De Commune van Parijs was een kortstondige, maar intens tumultueuze periode in de Franse geschiedenis. Van maart tot mei 1871 greep de werkende klasse Parijs, na een verpletterende nederlaag tegen Pruisen in de Frans-Duitse Oorlog, en richtte ze een eigen regering op. Deze revolutionaire gebeurtenis, die gekenmerkt werd door radicale sociale hervormingen en hevige strijd, had een diepgaande invloed op de Franse geschiedenis en droeg bij aan het ontstaan van de moderne socialistische beweging.
DeCommune van Parijs ontstond in een periode van enorme sociale onrust. De Frans-Duitse Oorlog (1870-1871) had Frankrijk geteisterd, zowel militair als economisch. Na de nederlaag tegen Pruisen en de val van het Tweede Keizerrijk onder Napoleon III, was er in Parijs een machtsvacuüm ontstaan. De conservatieve regering in Versailles weigerde echter de eisen van de Parijse bevolking te erkennen, waaronder het recht op zelfbestuur en sociale gerechtigheid.
De spanningen liepen hoog op toen de Nationale Garde, een burgermilitie die grotendeels bestond uit arbeiders en ambachtslieden, zich begon te verzetten tegen de autoritaire houding van de regering in Versailles. Op 18 maart 1871 brak de Commune uit: de Nationale Garde nam Parijs in handen en riep de “Commune” uit, een onafhankelijke regering die bestond uit vertegenwoordigers van de arbeidersklasse.

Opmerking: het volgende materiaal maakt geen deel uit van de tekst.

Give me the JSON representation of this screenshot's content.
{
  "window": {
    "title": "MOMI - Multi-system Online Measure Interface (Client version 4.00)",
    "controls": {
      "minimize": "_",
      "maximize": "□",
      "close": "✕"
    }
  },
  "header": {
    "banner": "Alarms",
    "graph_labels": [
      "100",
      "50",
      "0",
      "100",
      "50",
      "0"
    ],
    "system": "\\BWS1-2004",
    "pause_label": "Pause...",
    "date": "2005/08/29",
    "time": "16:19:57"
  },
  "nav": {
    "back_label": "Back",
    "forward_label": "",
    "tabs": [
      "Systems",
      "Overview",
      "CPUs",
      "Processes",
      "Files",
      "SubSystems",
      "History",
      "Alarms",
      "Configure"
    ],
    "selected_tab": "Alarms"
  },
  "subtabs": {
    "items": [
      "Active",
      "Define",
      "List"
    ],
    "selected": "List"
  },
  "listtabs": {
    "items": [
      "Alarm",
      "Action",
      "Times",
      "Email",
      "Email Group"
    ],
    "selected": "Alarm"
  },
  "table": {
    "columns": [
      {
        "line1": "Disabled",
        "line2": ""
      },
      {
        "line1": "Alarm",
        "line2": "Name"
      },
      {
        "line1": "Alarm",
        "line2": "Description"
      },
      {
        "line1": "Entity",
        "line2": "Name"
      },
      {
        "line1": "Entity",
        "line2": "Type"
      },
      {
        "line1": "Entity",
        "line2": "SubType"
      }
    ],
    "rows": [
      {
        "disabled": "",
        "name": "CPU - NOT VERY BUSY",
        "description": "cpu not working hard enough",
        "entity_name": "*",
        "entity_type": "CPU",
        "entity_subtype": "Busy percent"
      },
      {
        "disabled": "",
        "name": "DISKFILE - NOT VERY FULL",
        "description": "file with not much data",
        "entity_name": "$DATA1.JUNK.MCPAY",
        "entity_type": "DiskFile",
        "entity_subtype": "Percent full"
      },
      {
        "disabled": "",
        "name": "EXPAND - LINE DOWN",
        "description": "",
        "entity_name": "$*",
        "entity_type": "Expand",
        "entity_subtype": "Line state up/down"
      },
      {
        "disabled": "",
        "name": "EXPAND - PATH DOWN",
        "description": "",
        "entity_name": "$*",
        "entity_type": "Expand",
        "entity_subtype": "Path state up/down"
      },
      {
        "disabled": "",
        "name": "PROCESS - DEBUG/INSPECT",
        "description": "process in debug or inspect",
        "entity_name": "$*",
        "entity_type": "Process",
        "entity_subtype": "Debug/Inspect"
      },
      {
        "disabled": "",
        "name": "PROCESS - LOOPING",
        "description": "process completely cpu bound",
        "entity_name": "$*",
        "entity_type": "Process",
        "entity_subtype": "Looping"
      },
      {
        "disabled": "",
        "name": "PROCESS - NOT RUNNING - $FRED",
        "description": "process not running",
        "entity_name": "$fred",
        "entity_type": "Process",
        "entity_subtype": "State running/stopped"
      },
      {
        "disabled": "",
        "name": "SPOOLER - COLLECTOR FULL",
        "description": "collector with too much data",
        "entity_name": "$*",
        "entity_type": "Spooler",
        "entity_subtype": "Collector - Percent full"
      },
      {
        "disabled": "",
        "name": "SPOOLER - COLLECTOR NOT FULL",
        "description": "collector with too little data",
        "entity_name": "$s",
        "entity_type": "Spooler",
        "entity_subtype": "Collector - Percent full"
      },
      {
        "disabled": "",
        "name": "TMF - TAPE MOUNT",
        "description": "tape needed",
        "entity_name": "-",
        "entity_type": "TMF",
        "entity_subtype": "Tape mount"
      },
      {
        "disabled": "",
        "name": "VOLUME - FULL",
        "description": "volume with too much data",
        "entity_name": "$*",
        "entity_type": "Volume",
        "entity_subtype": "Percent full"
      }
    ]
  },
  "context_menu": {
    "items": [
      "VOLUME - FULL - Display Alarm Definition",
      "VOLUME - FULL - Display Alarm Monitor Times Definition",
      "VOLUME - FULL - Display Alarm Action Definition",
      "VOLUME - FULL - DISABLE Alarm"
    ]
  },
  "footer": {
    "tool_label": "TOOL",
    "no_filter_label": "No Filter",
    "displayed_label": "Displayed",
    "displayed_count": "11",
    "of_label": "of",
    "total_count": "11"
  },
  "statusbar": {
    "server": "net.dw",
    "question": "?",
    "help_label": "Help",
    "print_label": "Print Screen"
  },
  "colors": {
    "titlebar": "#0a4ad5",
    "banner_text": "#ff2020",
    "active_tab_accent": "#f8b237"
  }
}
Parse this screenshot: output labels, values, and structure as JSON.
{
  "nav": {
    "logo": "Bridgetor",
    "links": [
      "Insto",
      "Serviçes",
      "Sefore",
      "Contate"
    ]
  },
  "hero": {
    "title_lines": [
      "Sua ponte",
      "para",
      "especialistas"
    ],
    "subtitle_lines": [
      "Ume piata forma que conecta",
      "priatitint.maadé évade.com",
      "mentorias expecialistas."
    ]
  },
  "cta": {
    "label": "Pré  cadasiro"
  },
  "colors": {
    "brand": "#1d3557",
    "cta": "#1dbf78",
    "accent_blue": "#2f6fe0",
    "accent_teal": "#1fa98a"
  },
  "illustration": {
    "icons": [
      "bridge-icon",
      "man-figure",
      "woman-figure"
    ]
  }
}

De Commune streefde naar radicale sociale veranderingen. Ze schafte het onderscheid tussen arbeiders en werkgevers af en stelde nieuwe wetten op om de leefomstandigheden voor de arme bevolking te verbeteren. De Communards, zoals de leden van de Commune werden genoemd, nationaliseerden fabrieken en bedrijven, introduceerden gratis onderwijs en bouwden scholen en ziekenhuizen voor de behoeftigen.
Echter, de Commune was geen monolithic geheel. Er waren verschillende facties met uiteenlopende ideologieën. Sommige Communards streefden naar een socialistische revolutie, terwijl anderen zich meer richtten op praktische hervormingen. Deze interne conflicten verzwakten de Commune en maakten haar kwetsbaar voor aanvallen van buitenaf.
De regering in Versailles besloot snel om de Commune neer te slaan. Van april tot mei 1871 vochten de Versailles-troepen een hevige strijd tegen de Communards. De “Bloedweek” die volgde was een periode van extreem geweld en repressie.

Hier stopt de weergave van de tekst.